While other engineers may have received more publicity, Roy's work stands up to anyone's. Capitol Record's first engineer, he recorded, among others, Nat "King" Cole, Frank Sinatra, Dean Martin (including "That's Amore"), Peggy Lee, Kay Starr, Jo Stafford, Stan Freberg and the Stan Kenton Band (a louder band than Navy planes, he says).

Later, lured to Contemporary Records, he worked on many jazz classics featuring the likes of Barney Kessel, Ray Brown, Shelly Manne, Art Pepper, André Previn, Leroy Vinnegar, Sonny Rollins, Ornette Coleman, Bob Cooper, Curtis Counce, Teddy Edwards, Victor Feldman, and Hampton Hawes.

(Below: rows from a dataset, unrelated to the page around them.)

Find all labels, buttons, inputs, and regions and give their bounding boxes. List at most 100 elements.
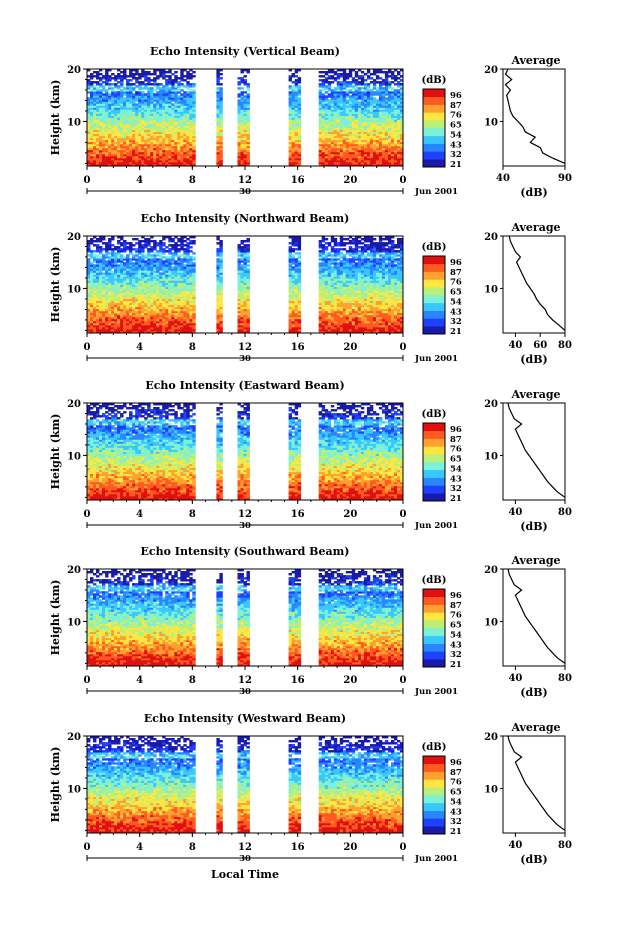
heatmap-cell — [342, 85, 347, 88]
heatmap-cell — [186, 129, 190, 132]
heatmap-cell — [237, 137, 241, 141]
heatmap-cell — [135, 115, 139, 118]
heatmap-cell — [87, 143, 91, 147]
heatmap-cell — [171, 85, 175, 88]
heatmap-cell — [240, 141, 244, 145]
heatmap-cell — [90, 153, 94, 157]
heatmap-cell — [384, 93, 389, 96]
heatmap-cell — [291, 113, 295, 116]
heatmap-cell — [126, 123, 130, 126]
heatmap-cell — [126, 107, 130, 110]
heatmap-cell — [156, 290, 160, 293]
heatmap-cell — [123, 105, 127, 108]
heatmap-cell — [132, 157, 136, 161]
heatmap-cell — [321, 93, 326, 96]
heatmap-cell — [336, 151, 341, 155]
heatmap-cell — [186, 141, 190, 145]
heatmap-cell — [177, 77, 181, 80]
heatmap-cell — [132, 162, 136, 165]
heatmap-cell — [120, 308, 124, 312]
heatmap-cell — [339, 123, 344, 126]
heatmap-cell — [162, 260, 166, 263]
heatmap-cell — [388, 75, 392, 78]
heatmap-cell — [294, 81, 299, 84]
heatmap-cell — [102, 260, 106, 263]
heatmap-cell — [123, 139, 127, 143]
heatmap-cell — [183, 308, 187, 312]
heatmap-cell — [96, 111, 100, 114]
heatmap-cell — [96, 123, 100, 126]
heatmap-cell — [102, 153, 106, 157]
heatmap-cell — [87, 129, 91, 132]
heatmap-cell — [99, 69, 103, 72]
heatmap-cell — [111, 105, 115, 108]
heatmap-cell — [243, 113, 247, 116]
heatmap-cell — [348, 123, 353, 126]
heatmap-cell — [102, 308, 106, 312]
heatmap-cell — [114, 97, 118, 100]
heatmap-cell — [156, 133, 160, 137]
heatmap-cell — [96, 91, 100, 94]
heatmap-cell — [156, 111, 160, 114]
heatmap-cell — [111, 73, 115, 76]
heatmap-cell — [159, 157, 163, 161]
heatmap-cell — [120, 115, 124, 118]
heatmap-cell — [360, 141, 365, 145]
heatmap-cell — [90, 73, 94, 76]
heatmap-cell — [168, 83, 172, 86]
heatmap-cell — [123, 147, 127, 151]
heatmap-cell — [99, 97, 103, 100]
heatmap-cell — [111, 131, 115, 134]
heatmap-cell — [171, 155, 175, 159]
heatmap-cell — [132, 117, 136, 120]
heatmap-cell — [159, 240, 163, 243]
heatmap-cell — [105, 131, 109, 134]
heatmap-cell — [126, 246, 130, 249]
heatmap-cell — [168, 280, 172, 283]
heatmap-cell — [288, 109, 292, 112]
heatmap-cell — [156, 159, 160, 163]
heatmap-cell — [381, 93, 386, 96]
heatmap-cell — [246, 133, 250, 137]
heatmap-cell — [120, 85, 124, 88]
heatmap-cell — [388, 133, 392, 137]
heatmap-cell — [183, 97, 187, 100]
heatmap-cell — [120, 123, 124, 126]
heatmap-cell — [135, 107, 139, 110]
heatmap-cell — [216, 99, 220, 102]
heatmap-cell — [237, 139, 241, 143]
heatmap-cell — [168, 105, 172, 108]
heatmap-cell — [96, 162, 100, 165]
heatmap-cell — [177, 81, 181, 84]
heatmap-cell — [180, 107, 184, 110]
heatmap-cell — [237, 157, 241, 161]
heatmap-cell — [105, 117, 109, 120]
heatmap-cell — [363, 151, 368, 155]
heatmap-cell — [159, 103, 163, 106]
heatmap-cell — [108, 121, 112, 124]
heatmap-cell — [156, 99, 160, 102]
heatmap-cell — [144, 153, 148, 157]
heatmap-cell — [162, 139, 166, 143]
heatmap-cell — [186, 139, 190, 143]
heatmap-cell — [132, 238, 136, 241]
heatmap-cell — [102, 162, 106, 165]
heatmap-cell — [159, 139, 163, 143]
heatmap-cell — [243, 81, 247, 84]
heatmap-cell — [138, 135, 142, 139]
heatmap-cell — [288, 149, 292, 153]
heatmap-cell — [394, 93, 398, 96]
heatmap-cell — [138, 252, 142, 255]
heatmap-cell — [96, 164, 100, 167]
heatmap-cell — [291, 101, 295, 104]
heatmap-cell — [144, 85, 148, 88]
heatmap-cell — [120, 107, 124, 110]
heatmap-cell — [129, 308, 133, 312]
heatmap-cell — [144, 329, 148, 332]
heatmap-cell — [144, 149, 148, 153]
heatmap-cell — [219, 252, 223, 255]
heatmap-cell — [93, 141, 97, 145]
heatmap-cell — [192, 109, 196, 112]
heatmap-cell — [147, 89, 151, 92]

Roy told of his early years, and how he got a job at Capitol Records in the Quality Control department, testing record players that Capitol made and sold. Ultimately, Roy advanced to the recording studio as an engineer, later going to work for Lester Koenig and Contemporary Records.

By 1956, Roy was charged with building the Contemporary Records recording facility - in their shipping room. He also designed their disc cutting facility. Contemporary did have some state of the art equipment for the time, with Ampex tape recorders, a stereo Westrex lathe, and AKG and Neumann mikes.

Bill Smith, now a retired University of Washington Emeritus Professor of Music, gave some of his recollections of those days and got reacquainted with Roy for the first time in decades. Bill went on to do five albums at Contemporary with Roy engineering. He recalled the warehouse-cum-studio being spartan, but with Roy still able to get a marvelous sound. Close miking and some baffles were used, and the ladies room got pressed into service as an echo chamber.

Tom quoted some of the accolades others said about Roy's recording from his Stereophile article, including this from recording and mastering engineer Bernie Grundman: "Roy did a lot for this industry. He showed us all how good it could be. His best recordings are not just good for their era. They are some of the best-sounding recordings of all time."

The evening finished with questions & answers, and by playing Sonny Rollins from his Airegin album (Nigeria spelled backwards).